Delay and Disruption Tolerant Networking MACHETE Mode
- Created on Saturday, 01 October 2011
To verify satisfaction of communication requirements imposed by unique missions, as early as 2000, the Communications Networking Group at the Jet Propulsion Laboratory (JPL) saw the need for an environment to support interplanetary communication protocol design, validation, and characterization. JPL’s Multi-mission Advanced Communications Hybrid Environment for Test and Evaluation (MACHETE), described in ”Simulator of Space Communication Networks” (NPO-41373) NASA Tech Briefs, Vol. 29, No. 8 (August 2005), p. 44, combines various commercial, non-commercial, and in-house custom tools for simulation and performance analysis of space networks. The MACHETE environment supports orbital analysis, link budget analysis, communications network simulations, and hardware-in-the-loop testing. As NASA is expanding its Space Communications and Navigation (SCaN) capabilities to support planned and future missions, building infrastructure to maintain services and developing enabling technologies, an important and broader role is seen for MACHETE in design-phase evaluation of future SCaN architectures.
To support evaluation of the developing Delay Tolerant Networking (DTN) field and its applicability for space networks, JPL developed MACHETE models for DTN – Bundle Protocol (BP) and Licklider/Long-haul Transmission Protocol (LTP). DTN is an Internet Research Task Force (IRTF) architecture providing communication in and/or through highly stressed networking environments such as space exploration and battlefield networks. Stressed networking environments include those with intermittent (predictable and unknown) connectivity, large and/or variable delays, and high bit error rates. To provide its services over existing domain specific protocols, the DTN protocols reside at the application layer of the TCP/IP stack, forming a store-and-forward overlay network. The key capabilities of the Bundle Protocol include custody-based reliability, the ability to cope with intermittent connectivity, the ability to take advantage of scheduled and opportunistic connectivity, and late binding of names to addresses.
Internet standards are published in Request For Comments (RFCs), and the Bundle Protocol and LTP are described in RFC 5050 and RFC 5326, respectively.
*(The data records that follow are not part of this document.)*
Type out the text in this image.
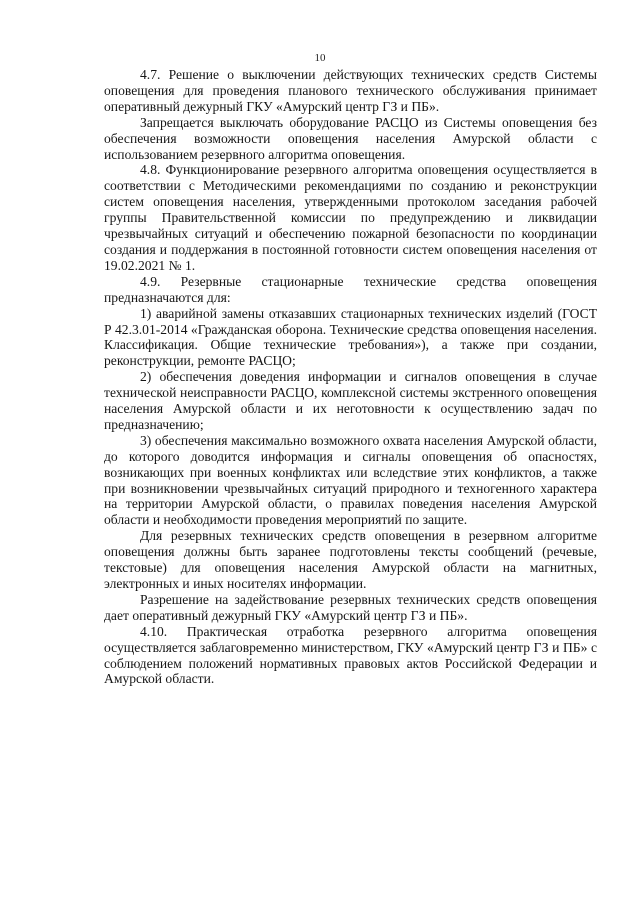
10

4.7. Решение о выключении действующих технических средств Системы оповещения для проведения планового технического обслуживания принимает оперативный дежурный ГКУ «Амурский центр ГЗ и ПБ».

Запрещается выключать оборудование РАСЦО из Системы оповещения без обеспечения возможности оповещения населения Амурской области с использованием резервного алгоритма оповещения.

4.8. Функционирование резервного алгоритма оповещения осуществляется в соответствии с Методическими рекомендациями по созданию и реконструкции систем оповещения населения, утвержденными протоколом заседания рабочей группы Правительственной комиссии по предупреждению и ликвидации чрезвычайных ситуаций и обеспечению пожарной безопасности по координации создания и поддержания в постоянной готовности систем оповещения населения от 19.02.2021 № 1.

4.9. Резервные стационарные технические средства оповещения предназначаются для:

1) аварийной замены отказавших стационарных технических изделий (ГОСТ Р 42.3.01-2014 «Гражданская оборона. Технические средства оповещения населения. Классификация. Общие технические требования»), а также при создании, реконструкции, ремонте РАСЦО;

2) обеспечения доведения информации и сигналов оповещения в случае технической неисправности РАСЦО, комплексной системы экстренного оповещения населения Амурской области и их неготовности к осуществлению задач по предназначению;

3) обеспечения максимально возможного охвата населения Амурской области, до которого доводится информация и сигналы оповещения об опасностях, возникающих при военных конфликтах или вследствие этих конфликтов, а также при возникновении чрезвычайных ситуаций природного и техногенного характера на территории Амурской области, о правилах поведения населения Амурской области и необходимости проведения мероприятий по защите.

Для резервных технических средств оповещения в резервном алгоритме оповещения должны быть заранее подготовлены тексты сообщений (речевые, текстовые) для оповещения населения Амурской области на магнитных, электронных и иных носителях информации.

Разрешение на задействование резервных технических средств оповещения дает оперативный дежурный ГКУ «Амурский центр ГЗ и ПБ».

4.10. Практическая отработка резервного алгоритма оповещения осуществляется заблаговременно министерством, ГКУ «Амурский центр ГЗ и ПБ» с соблюдением положений нормативных правовых актов Российской Федерации и Амурской области.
BP provides the store-carry-forward, custody transfer and naming capabilities of the DTN, while LTP was specifically developed for longdelay links. LTP allows for “red” and “green” data portions in a single session, where the red data portion uses retransmission and the green data portion does not. Unlike common Internet retransmission protocols, LTP adds the ability to suspend and resume timers when the link’s status changes. On occasion, the models are extended to include non-standard experimental features for validating project-specific performance or behavioral requirements. For instance, unlike standard simulation models, the BP model supports external traffic injection, which was used to verify correct behavior of the SharedNet middleware over DTN protocols and described at the SMC-IT 2006 conference (Second International Con ference On Space Mission Challenges For Information Tech nology). The MACHETE LTP model supports all standard functions of LTP along with an optional priority-aware queuing system to prevent lower priority from blocking higher-priority traffic arriving later.
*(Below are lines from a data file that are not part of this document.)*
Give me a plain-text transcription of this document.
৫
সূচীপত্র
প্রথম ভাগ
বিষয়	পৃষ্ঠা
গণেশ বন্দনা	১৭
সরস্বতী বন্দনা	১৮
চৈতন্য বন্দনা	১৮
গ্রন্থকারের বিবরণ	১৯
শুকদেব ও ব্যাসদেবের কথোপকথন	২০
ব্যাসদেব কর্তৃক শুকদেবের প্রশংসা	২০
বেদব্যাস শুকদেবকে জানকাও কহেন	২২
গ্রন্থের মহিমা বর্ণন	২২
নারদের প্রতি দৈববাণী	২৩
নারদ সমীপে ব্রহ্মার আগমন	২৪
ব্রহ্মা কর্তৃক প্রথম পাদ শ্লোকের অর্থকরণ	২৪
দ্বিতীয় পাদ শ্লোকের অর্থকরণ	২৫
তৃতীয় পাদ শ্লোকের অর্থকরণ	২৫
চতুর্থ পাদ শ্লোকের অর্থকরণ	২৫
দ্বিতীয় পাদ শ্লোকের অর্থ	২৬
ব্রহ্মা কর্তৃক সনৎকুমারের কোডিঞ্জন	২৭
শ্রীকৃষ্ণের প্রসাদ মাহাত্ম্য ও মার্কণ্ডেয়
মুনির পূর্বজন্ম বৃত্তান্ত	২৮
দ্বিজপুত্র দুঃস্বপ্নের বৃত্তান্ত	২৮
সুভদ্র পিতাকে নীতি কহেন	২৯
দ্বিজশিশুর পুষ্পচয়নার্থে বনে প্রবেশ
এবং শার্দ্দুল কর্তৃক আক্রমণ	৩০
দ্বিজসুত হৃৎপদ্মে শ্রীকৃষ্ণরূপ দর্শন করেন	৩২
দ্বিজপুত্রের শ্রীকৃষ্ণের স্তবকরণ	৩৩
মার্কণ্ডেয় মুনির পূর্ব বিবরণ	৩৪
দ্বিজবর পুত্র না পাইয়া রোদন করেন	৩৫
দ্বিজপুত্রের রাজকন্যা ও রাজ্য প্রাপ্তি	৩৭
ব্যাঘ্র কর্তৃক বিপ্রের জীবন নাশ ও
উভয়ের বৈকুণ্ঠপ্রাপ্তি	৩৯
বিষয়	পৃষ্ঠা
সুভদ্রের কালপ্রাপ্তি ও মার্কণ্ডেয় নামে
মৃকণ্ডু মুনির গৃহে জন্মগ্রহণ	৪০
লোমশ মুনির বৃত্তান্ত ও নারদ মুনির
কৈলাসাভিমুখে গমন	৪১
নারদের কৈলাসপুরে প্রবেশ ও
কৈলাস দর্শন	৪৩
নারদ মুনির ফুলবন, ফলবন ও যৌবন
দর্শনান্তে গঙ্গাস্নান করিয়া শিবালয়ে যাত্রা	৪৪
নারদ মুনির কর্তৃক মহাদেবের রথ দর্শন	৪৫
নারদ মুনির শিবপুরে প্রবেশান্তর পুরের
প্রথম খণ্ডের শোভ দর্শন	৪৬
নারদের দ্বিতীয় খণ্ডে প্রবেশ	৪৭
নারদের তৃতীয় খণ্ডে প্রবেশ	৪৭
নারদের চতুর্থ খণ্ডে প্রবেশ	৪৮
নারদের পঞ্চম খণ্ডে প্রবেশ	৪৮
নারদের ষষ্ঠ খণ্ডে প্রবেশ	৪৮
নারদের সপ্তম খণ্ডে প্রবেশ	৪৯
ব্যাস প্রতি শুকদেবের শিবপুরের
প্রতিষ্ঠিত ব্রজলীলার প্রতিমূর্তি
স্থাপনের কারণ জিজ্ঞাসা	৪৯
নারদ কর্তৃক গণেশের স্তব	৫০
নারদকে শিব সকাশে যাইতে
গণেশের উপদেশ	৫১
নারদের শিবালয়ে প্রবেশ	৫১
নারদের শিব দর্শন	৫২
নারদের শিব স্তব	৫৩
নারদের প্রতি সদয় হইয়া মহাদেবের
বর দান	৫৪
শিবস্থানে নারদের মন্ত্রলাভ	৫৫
Furthermore, MACHETE contains Consultative Committee for Space Data Systems (CCSDS) protocol standards, such as Proximity-1, Advanced Orbiting Systems (AOS), Packet Telemetry/Telecommand, Space Communications Protocol Specification (SCPS), and the CCSDS File Delivery Protocol (CFDP). So, with the addition of DTN protocol libraries interplanetary network, engineers at JPL can characterize future space network performance trade-offs.